While large language models (LLMs) and generative AI have been all the rage over the past year, the most attention has been given to their intersection – the text generation capabilities of LLMs. There is no doubt that the ability to generate answers to questions is a major value proposition of LLMs. However, there are other uses of LLMs that are both common and valuable. This blog will discuss a few primary uses of LLMs to ensure that you don’t fall into the trap of considering them exclusively for generative purposes.
Creation / Generation
This is the LLM use case that gets most of the attention these days. You ask an application like ChatGPT a question and it comes back with a detailed answer. Or, you provide a request to an application like DALL-E and it generates an image based on that request. There are also generators focused on code, video, and 3D virtual worlds.
The interesting thing to me is that many of the same fundamental algorithmic approaches are utilized for generators of all types. The content that is provided back – text, pictures, videos – varies. Since they all ingest a prompt, however, they must all be trained to understand and decompose that prompt to guide the generation process. Hence, they all need LLMs. But generation of new content to answer a question, while what most people focus on, is not all LLMs can do.
Summarization
LLMs are also terrific at summarizing information that you provide them. Perhaps there is a list of papers on your to-read list. It can be hard to get motivated to start working through them. One way to start is to feed the papers into an LLM and ask the LLM to summarize their key themes and to identify what points the papers appear to have in common and where they differ. Having that as a baseline, you can begin with some clear ideas about what to focus on while you read the papers.
One of the advantages of using AI to summarize content is that the risk of errors is lower than with generation. The reason is because you are limiting the LLM to taking what you gave it and summarizing it rather than asking it to come up with new content. While it is possible the LLM could focus on the wrong things or miss a pattern in your inputs, it is unlikely that it will get something completely wrong.
Translation
Translation, though often underrated, might have some of the broadest applicability and impact. For example, LLMs are already being used to help translate old code from now-uncommon languages into modern coding languages. An LLM can take the old code and generate a draft of how that would translate in the new coding language. Of course, it won’t be perfect and will take some human editing to complete the job. If the LLM gets the new code “mostly right”, a good programmer will be able to understand what the code is aiming to do and make the edits required to finish the translation – even with limited knowledge of the original language.
Human language translation will also have huge impacts. Very soon, we’ll be able to talk to anyone in the world in our preferred language and have what we say translated instantly into whatever language the person we’re speaking with prefers. We will no longer need to learn a common language to communicate. This will also be beneficial for keeping uncommon languages alive because there will no longer be a large communication “penalty” due to the lack of people who know the language.
Interpretation / Extraction
Another key use of LLMs is having them interpret a statement and then use that interpretation to cause additional actions to be taken. Image generators make use of this approach. Another example is asking an analytical question in plain language, having an LLM extract the intent of the question, and then passing that information to a query generator. For example, I ask “Please summarize this year’s sales by region and subtotal by product.” An LLM can interpret that request, extract key parameters from it, and feed those to a query generator to get me my answer. I’m advising one company, Quaeris, that focuses on this.
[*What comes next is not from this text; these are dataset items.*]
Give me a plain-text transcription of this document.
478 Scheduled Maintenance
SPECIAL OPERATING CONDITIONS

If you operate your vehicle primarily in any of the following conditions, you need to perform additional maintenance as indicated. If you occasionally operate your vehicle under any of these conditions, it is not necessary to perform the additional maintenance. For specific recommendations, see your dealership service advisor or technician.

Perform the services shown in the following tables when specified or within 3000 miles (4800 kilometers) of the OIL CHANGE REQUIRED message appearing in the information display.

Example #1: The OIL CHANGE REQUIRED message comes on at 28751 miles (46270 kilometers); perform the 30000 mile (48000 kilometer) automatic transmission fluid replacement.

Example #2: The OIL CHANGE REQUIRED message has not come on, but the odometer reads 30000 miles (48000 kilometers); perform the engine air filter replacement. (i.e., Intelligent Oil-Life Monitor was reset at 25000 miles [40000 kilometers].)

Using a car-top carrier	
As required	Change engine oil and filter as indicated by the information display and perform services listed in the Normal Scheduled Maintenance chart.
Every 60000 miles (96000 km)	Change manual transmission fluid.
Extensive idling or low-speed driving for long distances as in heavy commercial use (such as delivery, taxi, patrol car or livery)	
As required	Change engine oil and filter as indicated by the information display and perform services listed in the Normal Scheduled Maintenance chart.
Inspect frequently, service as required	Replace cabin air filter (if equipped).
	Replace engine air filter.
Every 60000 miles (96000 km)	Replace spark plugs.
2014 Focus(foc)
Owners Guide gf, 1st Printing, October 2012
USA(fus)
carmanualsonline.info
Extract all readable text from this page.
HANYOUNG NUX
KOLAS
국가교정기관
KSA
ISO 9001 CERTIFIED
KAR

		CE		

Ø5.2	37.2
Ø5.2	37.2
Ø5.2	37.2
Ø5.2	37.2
LLMs can also help with classic use cases such as sentiment analysis. Similarly, customer service inquiries can be ingested and then various facts about each inquiry can be extracted. For example, what product am I asking about? What issue am I raising? What action am I requesting? From there, I can be more effectively routed to the person who can best help.
Wrap-Up
The topics covered above are certainly not an exhaustive list of all that LLMs can do, but they do represent some common and powerful uses. Moreover, they should be enough to reinforce the point of this blog, which is that LLMs can do a lot more than just generation of text content. Don’t neglect to explore how those other uses might be of benefit to you and your organization!